# How does the fibonacci recursive function “work”?

You’re defining a function in terms of itself. In general, `fibonnaci(n) = fibonnaci(n - 2) + fibonnaci(n - 1)`. We’re just representing this relationship in code. So, for `fibonnaci(7)` we can observe:

• `fibonacci(7)` is equal to `fibonacci(6)` + `fibonacci(5)`
• `fibonacci(6)` is equal to `fibonacci(5)` + `fibonacci(4)`
• `fibonacci(5)` is equal to `fibonacci(4)` + `fibonacci(3)`
• `fibonacci(4)` is equal to `fibonacci(3)` + `fibonacci(2)`
• `fibonacci(3)` is equal to `fibonacci(2)` + `fibonacci(1)`
• `fibonacci(2)` is equal to `fibonacci(1)` + `fibonacci(0)`
• `fibonacci(1)` is equal to 1
• `fibonacci(0)` is equal to 1

We now have all the parts needed to evaluate `fibonacci(7)`, which was our original goal. Notice that the base case`return 1` when `n < 2` — is what makes this possible. This is what stops the recursion, so that we can can start the process of unrolling the stack and summing the values we’re returning at each step.
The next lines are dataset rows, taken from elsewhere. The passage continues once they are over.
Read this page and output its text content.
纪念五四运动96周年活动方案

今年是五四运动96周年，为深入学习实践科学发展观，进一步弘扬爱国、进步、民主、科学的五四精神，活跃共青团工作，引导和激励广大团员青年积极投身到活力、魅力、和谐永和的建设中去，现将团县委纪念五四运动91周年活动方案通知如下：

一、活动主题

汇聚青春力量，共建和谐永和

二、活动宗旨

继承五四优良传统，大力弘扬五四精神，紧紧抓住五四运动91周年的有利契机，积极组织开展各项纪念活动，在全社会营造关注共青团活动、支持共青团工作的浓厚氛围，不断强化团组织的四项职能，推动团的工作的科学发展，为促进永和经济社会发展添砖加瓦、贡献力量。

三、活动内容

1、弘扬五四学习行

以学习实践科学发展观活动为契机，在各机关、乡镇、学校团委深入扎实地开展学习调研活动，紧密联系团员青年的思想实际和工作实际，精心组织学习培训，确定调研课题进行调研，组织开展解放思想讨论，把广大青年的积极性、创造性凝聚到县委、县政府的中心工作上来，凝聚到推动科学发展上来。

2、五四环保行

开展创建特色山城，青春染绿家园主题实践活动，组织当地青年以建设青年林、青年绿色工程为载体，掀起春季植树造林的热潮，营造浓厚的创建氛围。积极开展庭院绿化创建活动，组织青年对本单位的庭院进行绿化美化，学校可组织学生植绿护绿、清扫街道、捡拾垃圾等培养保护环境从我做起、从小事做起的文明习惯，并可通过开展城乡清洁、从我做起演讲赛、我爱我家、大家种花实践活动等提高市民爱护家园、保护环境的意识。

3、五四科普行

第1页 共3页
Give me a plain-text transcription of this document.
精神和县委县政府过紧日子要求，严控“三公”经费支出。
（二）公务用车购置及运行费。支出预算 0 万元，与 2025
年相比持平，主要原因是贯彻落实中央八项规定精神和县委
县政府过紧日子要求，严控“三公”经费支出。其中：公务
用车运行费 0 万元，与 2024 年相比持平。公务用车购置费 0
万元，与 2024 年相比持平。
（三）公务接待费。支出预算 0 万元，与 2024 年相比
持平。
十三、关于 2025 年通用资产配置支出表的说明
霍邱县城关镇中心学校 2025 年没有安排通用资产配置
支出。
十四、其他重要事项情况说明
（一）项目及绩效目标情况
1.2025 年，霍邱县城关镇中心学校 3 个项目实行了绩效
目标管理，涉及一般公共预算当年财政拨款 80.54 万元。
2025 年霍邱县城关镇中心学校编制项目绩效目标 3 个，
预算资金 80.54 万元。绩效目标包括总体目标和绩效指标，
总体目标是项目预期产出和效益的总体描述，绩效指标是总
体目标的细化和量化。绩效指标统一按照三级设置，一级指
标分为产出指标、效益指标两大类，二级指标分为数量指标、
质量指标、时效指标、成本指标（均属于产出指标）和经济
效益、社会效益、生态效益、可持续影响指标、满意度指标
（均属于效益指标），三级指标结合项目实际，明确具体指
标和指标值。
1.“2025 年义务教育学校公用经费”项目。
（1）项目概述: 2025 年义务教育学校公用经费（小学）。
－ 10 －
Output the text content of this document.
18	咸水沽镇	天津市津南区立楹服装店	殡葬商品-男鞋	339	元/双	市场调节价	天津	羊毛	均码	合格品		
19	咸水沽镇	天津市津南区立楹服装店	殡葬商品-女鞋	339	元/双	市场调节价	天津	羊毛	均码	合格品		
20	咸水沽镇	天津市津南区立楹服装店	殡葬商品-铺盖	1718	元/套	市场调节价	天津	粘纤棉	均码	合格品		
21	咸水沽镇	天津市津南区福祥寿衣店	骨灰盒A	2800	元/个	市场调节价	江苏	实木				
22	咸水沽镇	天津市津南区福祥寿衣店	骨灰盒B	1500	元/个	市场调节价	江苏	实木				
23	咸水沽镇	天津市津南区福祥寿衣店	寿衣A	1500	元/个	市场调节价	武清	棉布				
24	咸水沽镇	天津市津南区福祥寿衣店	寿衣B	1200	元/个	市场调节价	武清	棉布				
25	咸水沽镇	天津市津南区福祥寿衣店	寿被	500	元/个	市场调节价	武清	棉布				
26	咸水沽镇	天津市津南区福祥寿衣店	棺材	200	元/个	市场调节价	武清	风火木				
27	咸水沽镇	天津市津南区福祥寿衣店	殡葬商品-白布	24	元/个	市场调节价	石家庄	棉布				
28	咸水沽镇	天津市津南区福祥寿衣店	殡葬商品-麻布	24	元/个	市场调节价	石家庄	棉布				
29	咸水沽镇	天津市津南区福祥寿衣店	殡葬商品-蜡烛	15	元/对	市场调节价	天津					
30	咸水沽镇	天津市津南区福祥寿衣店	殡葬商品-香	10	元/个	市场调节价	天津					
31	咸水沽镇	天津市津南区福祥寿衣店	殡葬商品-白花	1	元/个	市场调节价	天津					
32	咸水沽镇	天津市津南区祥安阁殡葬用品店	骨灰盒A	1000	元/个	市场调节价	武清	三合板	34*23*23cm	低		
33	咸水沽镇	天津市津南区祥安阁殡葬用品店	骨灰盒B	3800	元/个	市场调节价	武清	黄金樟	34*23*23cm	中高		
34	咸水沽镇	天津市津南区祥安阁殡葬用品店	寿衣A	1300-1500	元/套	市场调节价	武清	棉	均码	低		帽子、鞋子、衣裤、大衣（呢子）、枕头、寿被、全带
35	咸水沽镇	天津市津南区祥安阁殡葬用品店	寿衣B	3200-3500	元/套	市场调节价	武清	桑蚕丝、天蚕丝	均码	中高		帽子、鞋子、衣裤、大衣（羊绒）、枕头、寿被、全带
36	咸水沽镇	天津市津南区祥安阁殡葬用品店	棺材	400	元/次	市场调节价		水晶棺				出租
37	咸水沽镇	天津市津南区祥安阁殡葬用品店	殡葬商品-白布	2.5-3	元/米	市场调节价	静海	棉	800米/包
Without this step, we’d continue calling `fibonacci` on smaller and smaller values right up until the program finally crashed.

It might help to add some logging statements that illustrate this:

``````function fibonacci(n, c) {
var indent = "";
for (var i = 0; i < c; i++) {
indent += " ";
}
console.log(indent + "fibonacci(" + n + ")");
if (n < 2) {
return 1;
} else {
return fibonacci(n - 2, c + 4) + fibonacci(n - 1, c + 4);
}
}

console.log(fibonacci(7, 0));
``````

Output:

``````fibonacci(7)
fibonacci(5)
fibonacci(3)
fibonacci(1)
fibonacci(2)
fibonacci(0)
fibonacci(1)
fibonacci(4)
fibonacci(2)
fibonacci(0)
fibonacci(1)
fibonacci(3)
fibonacci(1)
fibonacci(2)
fibonacci(0)
fibonacci(1)
fibonacci(6)
fibonacci(4)
fibonacci(2)
fibonacci(0)
fibonacci(1)
fibonacci(3)
fibonacci(1)
fibonacci(2)
fibonacci(0)
fibonacci(1)
fibonacci(5)
fibonacci(3)
fibonacci(1)
fibonacci(2)
fibonacci(0)
fibonacci(1)
fibonacci(4)
fibonacci(2)
fibonacci(0)
fibonacci(1)
fibonacci(3)
fibonacci(1)
fibonacci(2)
fibonacci(0)
fibonacci(1)
``````

Values at the same level of indentation are summed to produce the result for the previous level of indentation.